José Ariel Núñez

Personal information
- Full name: José Ariel Núñez Portelli
- Date of birth: 12 September 1988 (age 37)
- Place of birth: Asunción, Paraguay
- Height: 1.74 m (5 ft 9 in)
- Position: Striker

Team information
- Current team: 12 de Octubre
- Number: 8

Youth career
- Libertad

Senior career*
- Years: Team / Apps / (Gls)
- 2006–2007: Libertad / 19 / (2)
- 2008: Presidente Hayes / 0 / (0)
- 2008–2009: Tacuary / 60 / (12)
- 2010–2014: Libertad / 102 / (33)
- 2013: → Osasuna (loan) / 6 / (0)
- 2014–2017: Brøndby / 27 / (9)
- 2015–2016: → Club Olimpia (loan) / 32 / (7)
- 2017–2018: Nacional / 28 / (2)
- 2018: Unión de Santa Fe / 3 / (0)
- 2019: Wilstermann / 17 / (4)
- 2020–2021: 12 de Octubre / 63 / (15)
- 2022: Guaraní / 5 / (0)
- 2022–2023: Guaireña / 36 / (4)
- 2023–2024: Nacional / 14 / (0)
- 2024–2025: Tembetary / 29 / (3)
- 2025–: 12 de Octubre / 17 / (8)

International career
- 2011–2013: Paraguay / 11 / (3)

= José Ariel Núñez =

Paraguayan footballer (born 1988)

José Ariel Núñez Portelli (born 12 September 1988) is a Paraguayan international footballer who plays as a forward for Primera División B Metropolitana club 12 de Octubre.

==Club career==
Born in Asunción, Núñez spent his early career in his native Paraguay, playing for Libertad, Presidente Hayes and Tacuary.

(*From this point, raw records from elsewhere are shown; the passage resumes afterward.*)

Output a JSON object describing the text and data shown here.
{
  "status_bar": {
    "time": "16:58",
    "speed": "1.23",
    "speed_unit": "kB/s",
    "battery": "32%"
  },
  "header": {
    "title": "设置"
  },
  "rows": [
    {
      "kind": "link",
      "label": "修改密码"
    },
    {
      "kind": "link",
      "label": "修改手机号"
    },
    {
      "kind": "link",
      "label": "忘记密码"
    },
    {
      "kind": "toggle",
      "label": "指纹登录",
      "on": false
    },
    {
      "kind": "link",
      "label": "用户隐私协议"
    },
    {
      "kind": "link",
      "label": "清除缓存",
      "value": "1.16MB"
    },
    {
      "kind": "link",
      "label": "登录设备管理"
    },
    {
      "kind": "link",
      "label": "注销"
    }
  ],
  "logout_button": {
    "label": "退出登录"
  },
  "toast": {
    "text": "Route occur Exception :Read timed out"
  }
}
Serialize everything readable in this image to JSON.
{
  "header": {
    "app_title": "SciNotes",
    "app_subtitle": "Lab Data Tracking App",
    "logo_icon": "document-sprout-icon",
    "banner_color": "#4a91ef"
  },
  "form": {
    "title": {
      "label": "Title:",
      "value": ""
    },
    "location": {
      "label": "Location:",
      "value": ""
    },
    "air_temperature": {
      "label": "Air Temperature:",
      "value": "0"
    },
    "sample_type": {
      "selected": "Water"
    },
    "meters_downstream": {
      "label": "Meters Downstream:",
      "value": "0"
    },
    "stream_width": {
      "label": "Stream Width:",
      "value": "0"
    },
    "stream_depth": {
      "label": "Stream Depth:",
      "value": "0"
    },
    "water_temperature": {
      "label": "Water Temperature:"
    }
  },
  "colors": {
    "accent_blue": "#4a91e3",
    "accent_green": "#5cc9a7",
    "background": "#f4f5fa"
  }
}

In July 2013 he went on loan to Spanish club Osasuna.

On 31 January 2014 he signed a four-year contract with Danish side Brøndby. He made his debut for the club on 24 February 2014, appearing as a substitute for the final seven minutes of the game. He scored his first goal for the club on 30 March 2014, in the 1–0 away victory against Viborg. The goal was also the first goal by a Paraguayan player in the league.

Núñez ranked number 6 in a list of the most expensive players in Paraguayan football for 2015 published by Diario Extra.

After leaving Brøndby, he returned to Paraguay to play with Club Olimpia and Club Nacional, and in Argentina with Unión de Santa Fe. He signed for Wilstermann for the 2019 season.

==International career==
He made his international debut for Paraguay in 2011.